I walk briskly out of the office, breathing in the night air. I quickly find the room listed on my key; I had parked my car almost directly in front of the door. I let myself in the room, and once the door is shut, I lock every lock available, and pull the curtains tightly closed.

I let myself breathe once again, not realizing that I had been holding my breath. “I’m in the room.” I say, updating James on my status. Then I hear something beep. “Shit,” I say, cursing unintentionally. “My phone battery is low.” I almost repeat a few more choice words, but manage to keep them contained in my head.

“Okay, in a minute you’ll have to hang up, so that you can use your phone later, if you need to.”

“Okay,” I say once again.

“It will be alright, Cara. I promise. Owen and I will be there soon.” I hear the sound of a car engine starting as he thanks me and says goodbye. I hang up the phone, and instantly feel ten times more alone and scared.

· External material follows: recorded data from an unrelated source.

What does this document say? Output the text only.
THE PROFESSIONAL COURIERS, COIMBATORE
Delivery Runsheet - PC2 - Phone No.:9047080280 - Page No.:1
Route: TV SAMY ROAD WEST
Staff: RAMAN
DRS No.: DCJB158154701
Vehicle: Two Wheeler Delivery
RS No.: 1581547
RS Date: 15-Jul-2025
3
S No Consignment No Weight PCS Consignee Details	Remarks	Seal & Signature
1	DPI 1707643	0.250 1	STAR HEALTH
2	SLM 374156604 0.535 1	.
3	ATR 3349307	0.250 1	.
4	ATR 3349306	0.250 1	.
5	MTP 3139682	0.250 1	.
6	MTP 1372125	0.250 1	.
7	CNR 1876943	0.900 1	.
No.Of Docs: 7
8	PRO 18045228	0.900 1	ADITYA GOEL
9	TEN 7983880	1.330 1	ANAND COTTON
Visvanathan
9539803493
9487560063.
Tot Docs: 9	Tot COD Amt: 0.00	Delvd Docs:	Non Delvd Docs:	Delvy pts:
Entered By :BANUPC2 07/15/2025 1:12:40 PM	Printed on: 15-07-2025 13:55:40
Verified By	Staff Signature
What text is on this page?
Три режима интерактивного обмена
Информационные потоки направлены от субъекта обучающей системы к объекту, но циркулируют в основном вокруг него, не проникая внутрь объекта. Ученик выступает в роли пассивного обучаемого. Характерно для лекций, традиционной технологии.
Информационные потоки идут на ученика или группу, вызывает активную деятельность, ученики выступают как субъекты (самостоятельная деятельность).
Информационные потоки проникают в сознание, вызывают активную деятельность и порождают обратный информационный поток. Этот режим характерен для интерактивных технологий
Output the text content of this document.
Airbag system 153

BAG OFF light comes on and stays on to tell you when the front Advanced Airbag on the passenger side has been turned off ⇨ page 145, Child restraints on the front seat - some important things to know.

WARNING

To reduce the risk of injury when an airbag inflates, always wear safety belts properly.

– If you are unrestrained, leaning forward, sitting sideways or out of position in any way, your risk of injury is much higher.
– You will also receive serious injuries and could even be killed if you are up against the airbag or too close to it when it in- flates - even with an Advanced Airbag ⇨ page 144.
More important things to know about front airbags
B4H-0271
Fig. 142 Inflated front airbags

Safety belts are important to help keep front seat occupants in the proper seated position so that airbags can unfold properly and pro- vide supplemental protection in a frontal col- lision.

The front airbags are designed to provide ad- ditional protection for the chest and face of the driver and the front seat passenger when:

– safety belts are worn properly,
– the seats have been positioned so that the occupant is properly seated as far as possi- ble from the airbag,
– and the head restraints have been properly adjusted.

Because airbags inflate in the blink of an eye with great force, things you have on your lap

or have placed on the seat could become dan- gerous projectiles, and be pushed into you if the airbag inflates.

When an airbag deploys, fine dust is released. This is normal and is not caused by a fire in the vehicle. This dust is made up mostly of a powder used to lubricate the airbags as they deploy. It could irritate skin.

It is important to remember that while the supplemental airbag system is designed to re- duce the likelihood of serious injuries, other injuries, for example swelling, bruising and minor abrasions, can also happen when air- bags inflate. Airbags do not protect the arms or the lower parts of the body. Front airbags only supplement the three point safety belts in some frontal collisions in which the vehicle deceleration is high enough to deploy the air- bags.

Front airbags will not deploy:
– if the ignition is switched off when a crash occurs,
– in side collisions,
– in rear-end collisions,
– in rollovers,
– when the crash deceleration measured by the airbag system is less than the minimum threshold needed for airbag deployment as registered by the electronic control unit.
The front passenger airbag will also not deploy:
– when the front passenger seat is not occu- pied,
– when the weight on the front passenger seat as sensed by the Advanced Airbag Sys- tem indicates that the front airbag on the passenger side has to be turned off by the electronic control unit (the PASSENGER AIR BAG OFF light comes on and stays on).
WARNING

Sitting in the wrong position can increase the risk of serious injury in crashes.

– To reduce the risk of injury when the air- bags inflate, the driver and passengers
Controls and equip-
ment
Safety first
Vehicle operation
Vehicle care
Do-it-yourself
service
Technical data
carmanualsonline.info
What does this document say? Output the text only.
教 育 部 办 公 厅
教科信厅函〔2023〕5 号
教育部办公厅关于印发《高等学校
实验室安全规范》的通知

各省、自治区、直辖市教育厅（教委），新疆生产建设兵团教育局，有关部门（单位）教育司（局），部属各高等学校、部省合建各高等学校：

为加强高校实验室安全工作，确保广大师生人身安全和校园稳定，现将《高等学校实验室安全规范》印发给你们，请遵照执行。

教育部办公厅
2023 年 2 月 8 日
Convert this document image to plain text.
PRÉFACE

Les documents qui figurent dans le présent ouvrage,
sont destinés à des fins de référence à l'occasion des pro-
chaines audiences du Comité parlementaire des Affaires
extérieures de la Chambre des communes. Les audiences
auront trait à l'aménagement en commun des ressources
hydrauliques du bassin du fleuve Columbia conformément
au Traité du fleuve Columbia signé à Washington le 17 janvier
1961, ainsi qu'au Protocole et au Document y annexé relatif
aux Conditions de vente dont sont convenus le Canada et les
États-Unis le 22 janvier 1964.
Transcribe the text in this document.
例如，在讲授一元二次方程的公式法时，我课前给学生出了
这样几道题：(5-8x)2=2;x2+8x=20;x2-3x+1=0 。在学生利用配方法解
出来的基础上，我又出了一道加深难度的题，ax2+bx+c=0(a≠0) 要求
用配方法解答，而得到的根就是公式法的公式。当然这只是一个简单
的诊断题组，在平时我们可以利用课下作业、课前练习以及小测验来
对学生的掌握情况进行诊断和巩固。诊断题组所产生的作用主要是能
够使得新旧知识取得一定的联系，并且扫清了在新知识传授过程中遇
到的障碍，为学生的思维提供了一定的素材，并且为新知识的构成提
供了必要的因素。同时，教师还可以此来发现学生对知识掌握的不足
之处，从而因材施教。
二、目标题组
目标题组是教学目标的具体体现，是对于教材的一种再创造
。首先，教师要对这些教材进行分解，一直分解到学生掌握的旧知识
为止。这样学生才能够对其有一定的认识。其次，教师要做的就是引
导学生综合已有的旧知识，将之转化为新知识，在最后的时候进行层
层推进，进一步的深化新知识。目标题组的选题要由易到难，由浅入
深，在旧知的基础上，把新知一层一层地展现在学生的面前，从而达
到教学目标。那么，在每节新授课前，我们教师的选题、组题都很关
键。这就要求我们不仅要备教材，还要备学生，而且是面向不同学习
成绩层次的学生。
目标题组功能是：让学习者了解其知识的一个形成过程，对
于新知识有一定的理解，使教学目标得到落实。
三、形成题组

I sit back on the bed, relieved that help is on the way. But as 15, 20, 30 minutes pass, my anxiety amplifies. I realize I am alone in a scary motel, and will be for at least 3 hours. I sit down on the edge of the bed and use the remote to turn on the old TV. I flip through the channels, watching bits and pieces of baseball games, reality TV shows, and reruns. Nothing holds my interest, until I turned to the local news, which holds me captive for the next couple hours. I can’t change the channel no matter how much the negative stories add to my fear.